A healthy diet is not one branded plan — it's a long-term eating pattern. For most Indians, the goal is simply to shift toward more vegetables, fruits, pulses, whole grains, and moderate protein, while cutting refined carbs, sugar, salt, and deep-fried food.
What works long-term
- The Indian thali model, done well — ½ plate vegetables and dal, ¼ whole-grain roti/rice/millet, ¼ protein (eggs, fish, chicken, paneer, tofu, soya, sprouts), plus a bowl of curd and a fruit.
- DASH-style eating (lower salt, more vegetables/fruit/pulses/low-fat dairy) — proven to lower BP.
- Mediterranean-style adapted with Indian ingredients — olive or mustard oil, pulses, nuts, fish, vegetables, whole grains.
- Plant-forward eating — traditional vegetarian diets are healthy if B12, iron, and calcium are covered.
- Any pattern that is sustainable, affordable, and shared with family.
What to be cautious about
- Crash diets, "GM diets", liquid-only detoxes, juice fasts — cause quick loss that is mostly water, almost always regained, and can miss vital nutrients.

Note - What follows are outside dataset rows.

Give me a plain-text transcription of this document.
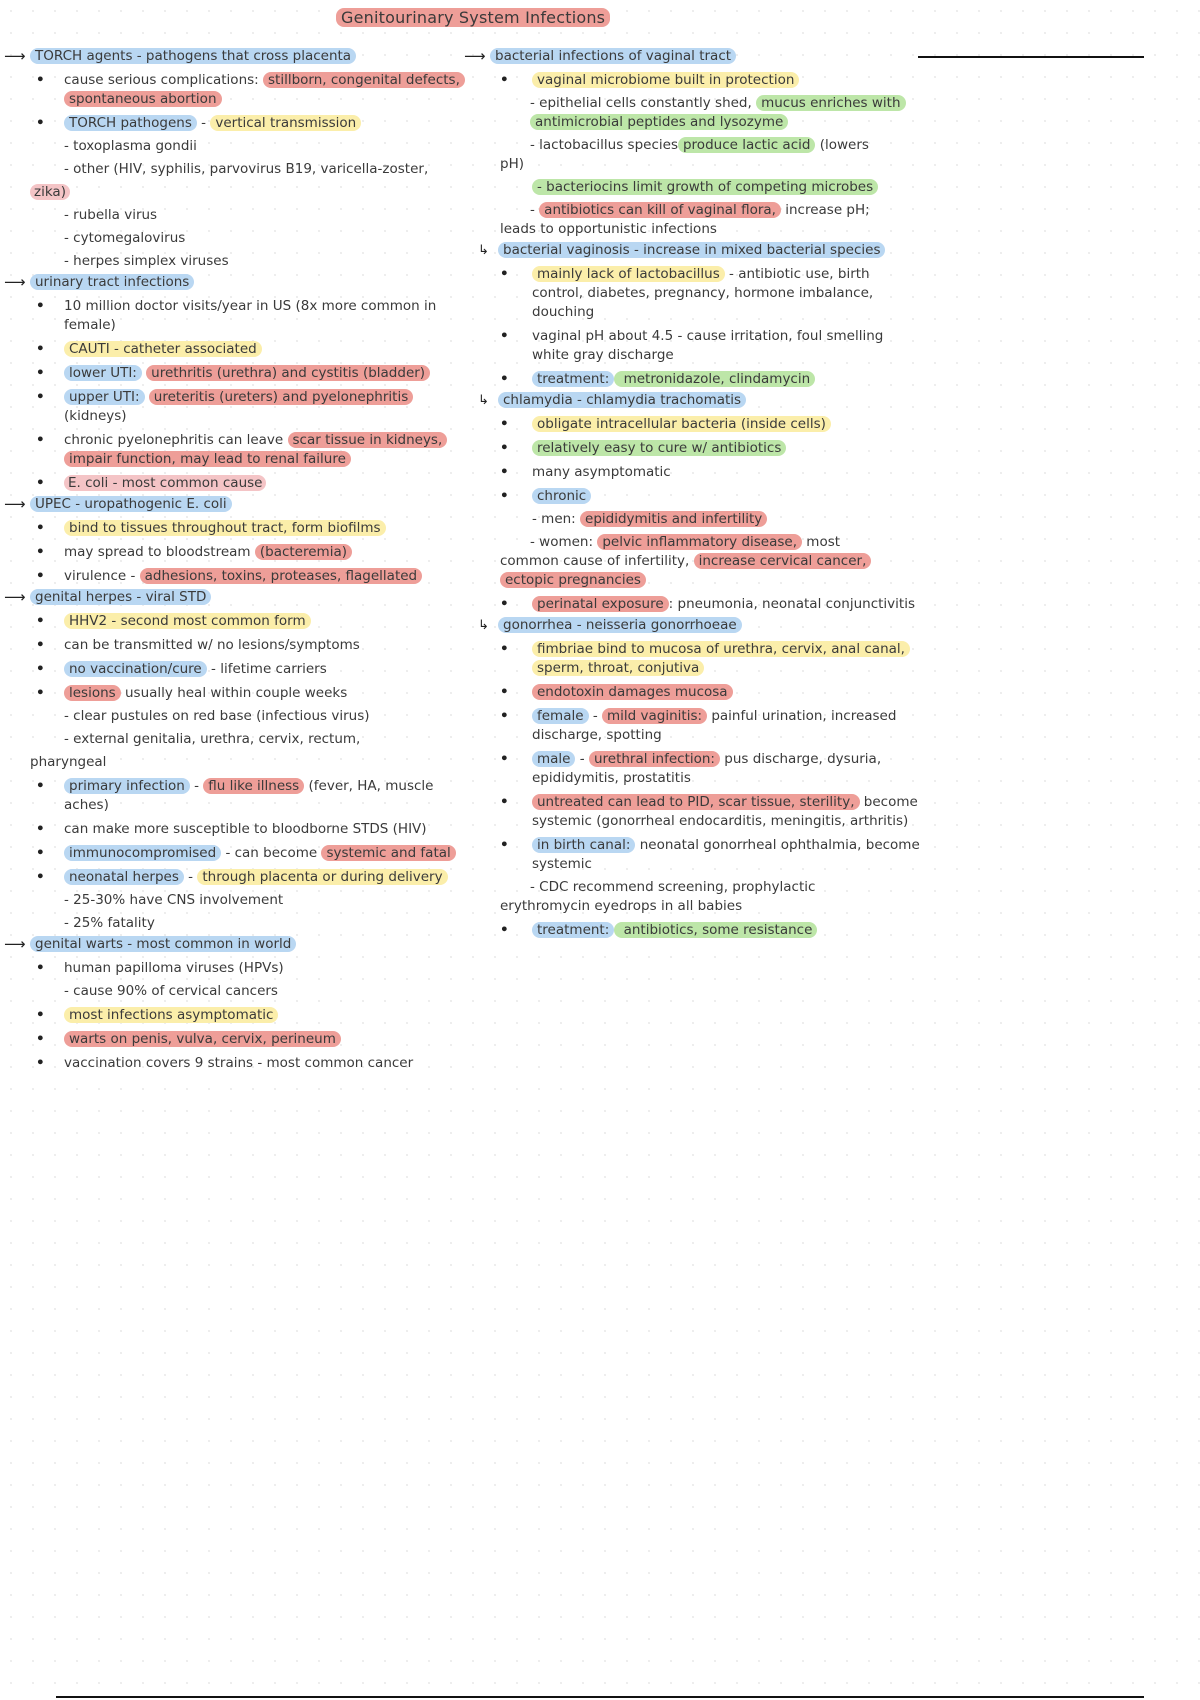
Genitourinary System Infections
⟶ TORCH agents - pathogens that cross placenta
• cause serious complications: stillborn, congenital defects, spontaneous abortion
• TORCH pathogens - vertical transmission
- toxoplasma gondii
- other (HIV, syphilis, parvovirus B19, varicella-zoster,
zika)
- rubella virus
- cytomegalovirus
- herpes simplex viruses
⟶ urinary tract infections
• 10 million doctor visits/year in US (8x more common in female)
• CAUTI - catheter associated
• lower UTI: urethritis (urethra) and cystitis (bladder)
• upper UTI: ureteritis (ureters) and pyelonephritis (kidneys)
• chronic pyelonephritis can leave scar tissue in kidneys, impair function, may lead to renal failure
• E. coli - most common cause
⟶ UPEC - uropathogenic E. coli
• bind to tissues throughout tract, form biofilms
• may spread to bloodstream (bacteremia)
• virulence - adhesions, toxins, proteases, flagellated
⟶ genital herpes - viral STD
• HHV2 - second most common form
• can be transmitted w/ no lesions/symptoms
• no vaccination/cure - lifetime carriers
• lesions usually heal within couple weeks
- clear pustules on red base (infectious virus)
- external genitalia, urethra, cervix, rectum,
pharyngeal
• primary infection - flu like illness (fever, HA, muscle aches)
• can make more susceptible to bloodborne STDS (HIV)
• immunocompromised - can become systemic and fatal
• neonatal herpes - through placenta or during delivery
- 25-30% have CNS involvement
- 25% fatality
⟶ genital warts - most common in world
• human papilloma viruses (HPVs)
- cause 90% of cervical cancers
• most infections asymptomatic
• warts on penis, vulva, cervix, perineum
• vaccination covers 9 strains - most common cancer
⟶ bacterial infections of vaginal tract
• vaginal microbiome built in protection
- epithelial cells constantly shed, mucus enriches with antimicrobial peptides and lysozyme
- lactobacillus species produce lactic acid (lowers
pH)
- bacteriocins limit growth of competing microbes
- antibiotics can kill of vaginal flora, increase pH;
leads to opportunistic infections
↳ bacterial vaginosis - increase in mixed bacterial species
• mainly lack of lactobacillus - antibiotic use, birth control, diabetes, pregnancy, hormone imbalance, douching
• vaginal pH about 4.5 - cause irritation, foul smelling white gray discharge
• treatment: metronidazole, clindamycin
↳ chlamydia - chlamydia trachomatis
• obligate intracellular bacteria (inside cells)
• relatively easy to cure w/ antibiotics
• many asymptomatic
• chronic
- men: epididymitis and infertility
- women: pelvic inflammatory disease, most
common cause of infertility, increase cervical cancer,
ectopic pregnancies
• perinatal exposure : pneumonia, neonatal conjunctivitis
↳ gonorrhea - neisseria gonorrhoeae
• fimbriae bind to mucosa of urethra, cervix, anal canal, sperm, throat, conjutiva
• endotoxin damages mucosa
• female - mild vaginitis: painful urination, increased discharge, spotting
• male - urethral infection: pus discharge, dysuria, epididymitis, prostatitis
• untreated can lead to PID, scar tissue, sterility, become systemic (gonorrheal endocarditis, meningitis, arthritis)
• in birth canal: neonatal gonorrheal ophthalmia, become systemic
- CDC recommend screening, prophylactic
erythromycin eyedrops in all babies
• treatment: antibiotics, some resistance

- Very low-carb / keto diets — can work short-term for weight but are hard to sustain on an Indian diet, need medical supervision with diabetes or kidney disease.
- Anything promising 10 kg in a month.
- Commercial "slimming" powders and teas — several Indian brands have been flagged for steroid or hormone contamination.
Core principles
- More whole foods, fewer packaged foods.
- More fibre (pulses, vegetables, whole grains, millets).
- Less added sugar, salt, and fried/oily food.
- Adequate protein at every meal — most Indian diets are short on protein.
- Water as the default drink; limit sweetened beverages, packaged juices, and excess chai.
- Weight loss follows calorie deficit, but the quality of food still decides long-term health.